I was going to send out a new version this morning, but it looks like
Junio already picked up the patch and fixed it up (the tip of
en/clean-nested-with-ignored already has what we want), so I won't
resend after all.  Thanks Denton, SZEDER, and Junio.

Re: [PATCH v3] dir: special case check for the possibility that pathspec is NULL

2019-10-01 Thread Elijah Newren

On Tue, Oct 1, 2019 at 12:35 PM Denton Liu  wrote:
>
> Hi Elijah,
>
> Sorry for dragging out this thread for so long...
>
> On Tue, Oct 01, 2019 at 11:55:24AM -0700, Elijah Newren wrote:
>
> [...]
>
> > diff --git a/t/t0050-filesystem.sh b/t/t0050-filesystem.sh
> > index 192c94eccd..a840919967 100755
> > --- a/t/t0050-filesystem.sh
> > +++ b/t/t0050-filesystem.sh
> > @@ -131,4 +131,25 @@ $test_unicode 'merge (silent unicode normalization)' '
>
> I had to change the 25 to a 24 for this to apply cleanly.
>
> >   git merge topic
> >  '
> >
> > +test_expect_success CASE_INSENSITIVE_FS 'checkout with no pathspec and a 
> > case insensitive fs' '
> > + git init repo &&
> > + (
> > + cd repo &&
> > +
> > + >Gitweb &&
> > + git add Gitweb &&
> > + git commit -m "add Gitweb" &&
> > +
> > + git checkout --orphan todo &&
> > + git reset --hard &&
> > + mkdir -p gitweb/subdir &&
> > + >gitweb/subdir/file &&
> > + git add gitweb &&
> > + git commit -m "add gitweb/subdir/file" &&
> > +
> > + git checkout master
> > + )
> > +'
> > +
> >  test_done
>
> Just wondering, how did you generate this patch? Did you manually edit
> the last patch and resend it or is this a bug in our diff machinery?

I manually edited because it "was so simple" and of course just
compounded the problem because I didn't fix the count, as you pointed
out.  Gah.  Thanks for checking.  Clearly, I'm bouncing between too
many things this morning, and need to wait until I'm not so distracted
and rushing so I don't mess things up.  I'll sound out a v4 in a few
hours when I've cleaned a few other things off my plate.

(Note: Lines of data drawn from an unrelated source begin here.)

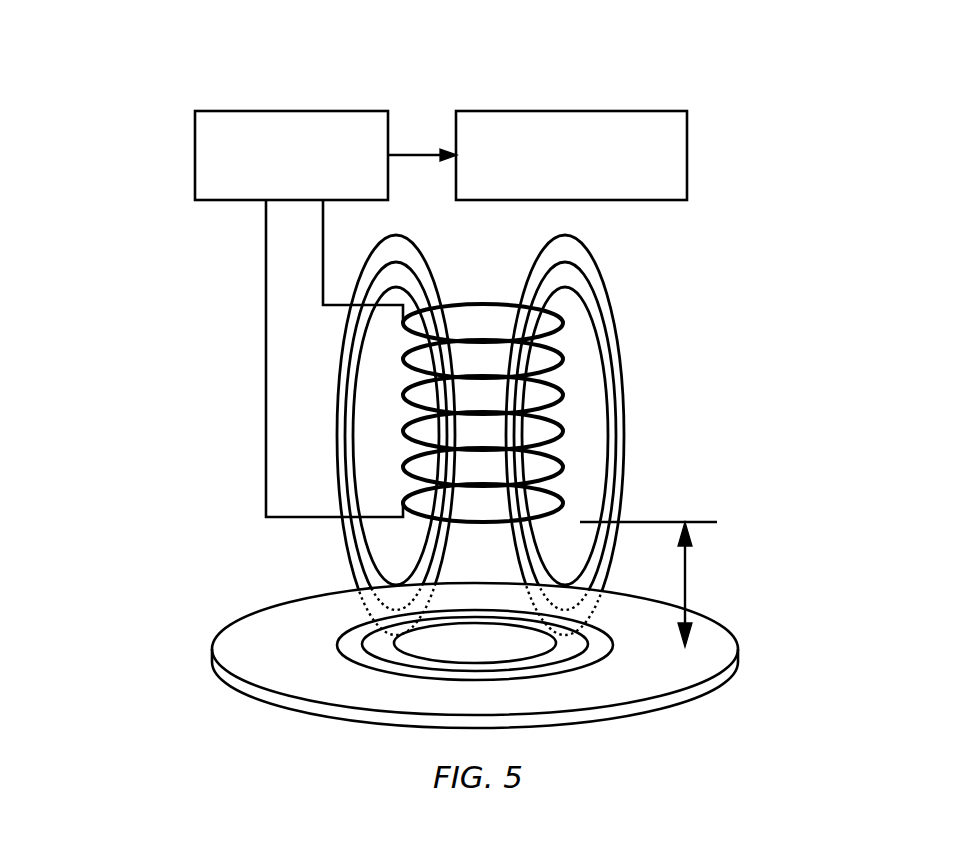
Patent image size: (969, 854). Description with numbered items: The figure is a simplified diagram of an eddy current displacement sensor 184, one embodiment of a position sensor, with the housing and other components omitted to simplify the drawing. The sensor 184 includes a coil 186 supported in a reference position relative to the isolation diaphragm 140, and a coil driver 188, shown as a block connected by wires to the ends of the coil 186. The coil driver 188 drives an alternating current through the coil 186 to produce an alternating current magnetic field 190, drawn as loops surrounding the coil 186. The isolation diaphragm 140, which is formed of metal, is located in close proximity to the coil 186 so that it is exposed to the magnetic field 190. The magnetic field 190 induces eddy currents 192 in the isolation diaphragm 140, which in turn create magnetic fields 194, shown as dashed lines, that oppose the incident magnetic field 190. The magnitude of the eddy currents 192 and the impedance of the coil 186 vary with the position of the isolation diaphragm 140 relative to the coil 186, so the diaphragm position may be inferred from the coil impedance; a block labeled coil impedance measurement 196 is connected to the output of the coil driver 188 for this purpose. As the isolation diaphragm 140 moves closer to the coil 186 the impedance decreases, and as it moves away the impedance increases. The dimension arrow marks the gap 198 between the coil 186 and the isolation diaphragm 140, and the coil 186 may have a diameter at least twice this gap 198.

The eddy current displacement sensor 184 is at (411, 384).
The coil driver 188 is at (206, 137).
The coil impedance measurement 196 is at (670, 118).
The coil 186 is at (490, 304).
The alternating current magnetic field 190 is at (339, 393).
The isolation diaphragm 140 is at (245, 632).
The eddy currents 192 is at (373, 667).
The magnetic fields 194 is at (427, 650).
The gap 198 is at (687, 586).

[PATCH v3] dir: special case check for the possibility that pathspec is NULL

2019-10-01 Thread Elijah Newren

Commits 404ebceda01c ("dir: also check directories for matching
pathspecs", 2019-09-17) and 89a1f4aaf765 ("dir: if our pathspec might
match files under a dir, recurse into it", 2019-09-17) added calls to
match_pathspec() and do_match_pathspec() passing along their pathspec
parameter.  Both match_pathspec() and do_match_pathspec() assume the
pathspec argument they are given is non-NULL.  It turns out that
unpack-tree.c's verify_clean_subdirectory() calls read_directory() with
pathspec == NULL, and it is possible on case insensitive filesystems for
that NULL to make it to these new calls to match_pathspec() and
do_match_pathspec().  Add appropriate checks on the NULLness of pathspec
to avoid a segfault.

In case the negation throws anyone off (one of the calls was to
do_match_pathspec() while the other was to !match_pathspec(), yet no
negation of the NULLness of pathspec is used), there are two ways to
understand the differences:
  * The code already handled the pathspec == NULL cases before this
series, and this series only tried to change behavior when there was
a pathspec, thus we only want to go into the if-block if pathspec is
non-NULL.
  * One of the calls is for whether to recurse into a subdirectory, the
other is for after we've recursed into it for whether we want to
remove the subdirectory itself (i.e. the subdirectory didn't match
but something under it could have).  That difference in situation
leads to the slight differences in logic used (well, that and the
slightly unusual fact that we don't want empty pathspecs to remove
untracked directories by default).

Denton found and analyzed one issue and provided the patch for the
match_pathspec() call, SZEDER figured out why the issue only reproduced
for some folks and not others and provided the testcase, and I looked
through the remainder of the series and noted the do_match_pathspec()
call that should have the same check.

Co-authored-by: Denton Liu 
Co-authored-by: SZEDER Gábor 
Signed-off-by: Elijah Newren 
---
Note: Applies on top of en/clean-nested-with-ignored, in next.

As with v1, the authorship is really mixed, so I don't know if I
should use Co-authored-by (highlighted as a possibility by Denton), or
the far more common Helped-by (as suggested by Junio but based on a
more limited summary of the different contributions), or if perhaps
Denton or SZEDER should be marked as the author and I be marked as
Helped-by or Co-authored-by.  Since Denton commented on round 1, I
used his suggestion for attribution in this round, but I'm open to
changing it to whatever works best.

Changes since v2:
  - This time actually removed the entire unnecessary comment

Range-diff:
1:  c495b9303c ! 1:  40392c6bba dir: special case check for the possibility 
that pathspec is NULL
@@ t/t0050-filesystem.sh: $test_unicode 'merge (silent unicode 
normalization)' '
 +  git reset --hard &&
 +  mkdir -p gitweb/subdir &&
 +  >gitweb/subdir/file &&
-+  # it is not strictly necessary to add and commit the
 +  git add gitweb &&
 +  git commit -m "add gitweb/subdir/file" &&
 +

 dir.c |  8 +---
 t/t0050-filesystem.sh | 21 +
 2 files changed, 26 insertions(+), 3 deletions(-)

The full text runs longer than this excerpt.